Weather: Sunny with mild breeze
Air temperature: 36 °C
Pressure: 1028 hPa
Wind: 3 knots
At 06:15 a.m. the sun rises over the ridges of Talbot Bay heating up Silver Discoverer’s brand new Gym, causing plenty of extra sweat for guests Alex, Sharon and Lucie (and me). After 60 minutes and 20 km on one of the four gym bicycles (there are more toys on Deck 7, e.g. two leg machines and weights), followed by an extensive cold shower session, I join the expedition staff for a rich “emperor’s” breakfast (“king’s lunch, beggar’s dinner”).
The first Zodiacs start towards the famous Horizontal waterfalls and into Cyclone Bay at 8:00 a.m., bound to embark new guests at 10.00 a.m.
I am scheduled to drive the Zodiac “Bounty”, by then with 8 guests onboard. Avoiding a mutiny my 60 HP-powered vessel readily makes it through the first gap -although thousands of tons of white water are rushing through a 20 m wide and 8 m deep trench trying to keep the “ Bounty” from entering a placid ‘lake area’ right behind it.
Steering a zodiac precisely in these conditions takes some effort, and just when you think as a driver you have made it, there is even a bigger challenge ahead: Horizontal waterfall “2”. Rocky cliffs narrowing down to the length of two Zodiacs and the tremendous waves and eddies created by underwater rocks and holes are a scary sight for any visitor. Beginning to understand this challenge, my fellow expeditioneers start to grab my zodiac and try to toss it around. I feel a little bit like Greek hero Ulysses just having passed cliffs with multiple-headed monster Scylla on top, now running into and coping with giant maelstrom Charybdis around the corner. “Bounty” struggles, but finally she skips through the gap at full throttle. I turn to see the other Zodiacs make it through as well. Cameras click away. This is where the first group had spotted a 3.5 meter resident saltwater croc at a rock -watching the scene as well. And these guys actually also swim through the narrows at times…
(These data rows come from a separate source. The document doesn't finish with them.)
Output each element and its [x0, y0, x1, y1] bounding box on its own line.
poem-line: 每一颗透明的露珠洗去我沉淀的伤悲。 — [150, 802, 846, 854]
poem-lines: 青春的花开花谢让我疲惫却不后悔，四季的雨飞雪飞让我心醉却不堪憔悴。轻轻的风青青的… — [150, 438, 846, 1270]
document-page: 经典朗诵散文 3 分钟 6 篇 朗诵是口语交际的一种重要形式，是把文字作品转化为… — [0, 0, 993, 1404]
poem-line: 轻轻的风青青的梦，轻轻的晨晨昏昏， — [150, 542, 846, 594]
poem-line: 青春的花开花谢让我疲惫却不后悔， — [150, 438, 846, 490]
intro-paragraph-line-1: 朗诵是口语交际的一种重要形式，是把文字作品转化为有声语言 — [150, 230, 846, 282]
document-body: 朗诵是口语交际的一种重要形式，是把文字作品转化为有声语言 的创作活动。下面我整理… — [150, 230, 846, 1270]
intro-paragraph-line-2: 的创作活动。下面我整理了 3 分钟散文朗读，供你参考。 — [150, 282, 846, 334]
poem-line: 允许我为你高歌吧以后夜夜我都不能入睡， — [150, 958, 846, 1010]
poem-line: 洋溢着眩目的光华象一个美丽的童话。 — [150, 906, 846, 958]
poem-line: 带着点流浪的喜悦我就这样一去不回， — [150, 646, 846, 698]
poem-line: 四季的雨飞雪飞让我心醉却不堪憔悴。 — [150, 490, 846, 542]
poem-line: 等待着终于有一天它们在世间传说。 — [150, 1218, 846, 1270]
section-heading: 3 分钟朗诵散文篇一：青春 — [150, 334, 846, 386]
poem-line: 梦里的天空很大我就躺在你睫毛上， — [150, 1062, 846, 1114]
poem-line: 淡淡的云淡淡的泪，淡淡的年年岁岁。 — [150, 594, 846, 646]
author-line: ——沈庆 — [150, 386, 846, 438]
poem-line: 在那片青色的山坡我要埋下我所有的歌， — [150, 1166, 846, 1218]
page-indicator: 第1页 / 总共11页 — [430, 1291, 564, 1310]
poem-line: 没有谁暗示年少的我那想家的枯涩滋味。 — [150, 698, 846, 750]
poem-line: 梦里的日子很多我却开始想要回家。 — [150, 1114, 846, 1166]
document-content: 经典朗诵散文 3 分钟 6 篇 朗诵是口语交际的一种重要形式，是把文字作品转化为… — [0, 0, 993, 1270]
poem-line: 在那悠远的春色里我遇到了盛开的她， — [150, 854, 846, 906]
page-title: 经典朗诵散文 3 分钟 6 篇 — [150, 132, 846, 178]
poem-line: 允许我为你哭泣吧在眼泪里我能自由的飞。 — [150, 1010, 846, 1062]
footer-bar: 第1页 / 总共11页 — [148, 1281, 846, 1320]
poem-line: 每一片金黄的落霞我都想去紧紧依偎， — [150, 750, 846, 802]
Going back through the gaps with the outgoing tide at 7 or 8 knots a few minutes later is a navigational stroll in the park. The sharp rocks around us are covered with Rock oysters and stained with dark-green algae and cyanobacteria. We can exactly tell the high tide mark above us. Around 10 meters is the maximum tidal change at king tides, then creating ripping currents of 15 knots or more- yet speedboats (there is a base near-by) with 900 HP(!!!) will have plenty of fun going through the gaps, with screaming tourists holding on firmly to the handles.
On our tour into Cyclone Bay we then spot a magnificent red-brown Brahminy Kite, and - as the mega tick of the day - a Short-eared Rock-wallaby. These cute marsupials are really hard to spot, perfectly camouflaged and always hiding from the blistering sun in the shade of the red Kimberley rocks.
After two hours we return to the ship and leave Talbot Bay behind, sailing through a beautiful set of isles and going further up the coast. At 14:00 we listen to the geological lecture “Shaping a Timeless Landscape” by our Expedition Leader Mick. He explains to us in detail the results of the crustal collision of two “croutons” in the early ocean soup 1.8 billion years ago and the following geological events, ending his eloquent Kimberley-talk with the words “born by fire, bent by pressure, carved by ice, drowned by sea, and burnt by sun.”
An early Recap and Briefing at 17:15, followed by a First-timers’ reception, plus a superb dinner lead to the end to this great third day.
While Assistant Expedition Leader Tim and I decide to “see the gym” one more time before going to bed, some of our guests -making their way out of the restaurant onto the decks- spot Bottlenose dolphins just next to the ship feeding on fish.
Can’t wait to explore Prince Regent River tomorrow!